Meanwhile, states such as New York, California, Illinois, Massachusetts, New Jersey, Connecticut, and Vermont have little or no or negative growth.
Again, it’s not even across the board. There are states (such as Louisiana and Kansas) that have fairly tight abortion strictures but are doing a similar dog paddle demographically. And there are liberal states — take Oregon and the state of Washington — that have boomed.
But it does seem a tad more than coincidental. Florida has surged past New York State, which is as liberally as they come, while on the other coast California has seen substantial outbound migration — including to Texas and Florida.

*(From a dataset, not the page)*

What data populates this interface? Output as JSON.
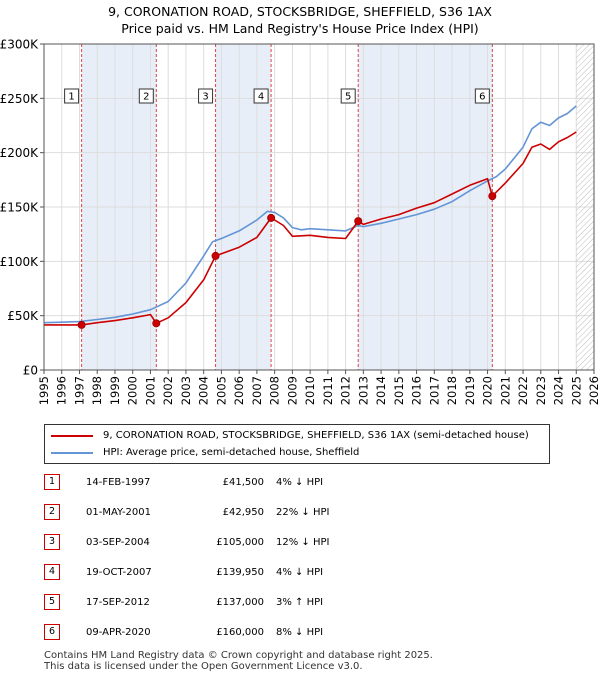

“California, Massachusetts, and Ohio had been growing throughout the past decade until last year, while Michigan, New Jersey, and Pennsylvania began slides in 2019,” notes Pew Survey. “Longer-term losses continued for Alaska, Connecticut, Hawaii, Illinois, Louisiana, Mississippi, New York, Rhode Island, Vermont, and West Virginia.”
It is perhaps time to reckon with this population shift, especially the tremendous flow of people from New York and New Jersey to Florida — which is at least for now ready to emulate Texas. The trend nationally, even in some of the politically moderate states, has been more restrictions as the nation faces what could be a Supreme Court reversal of Roe v. Wade, or something close.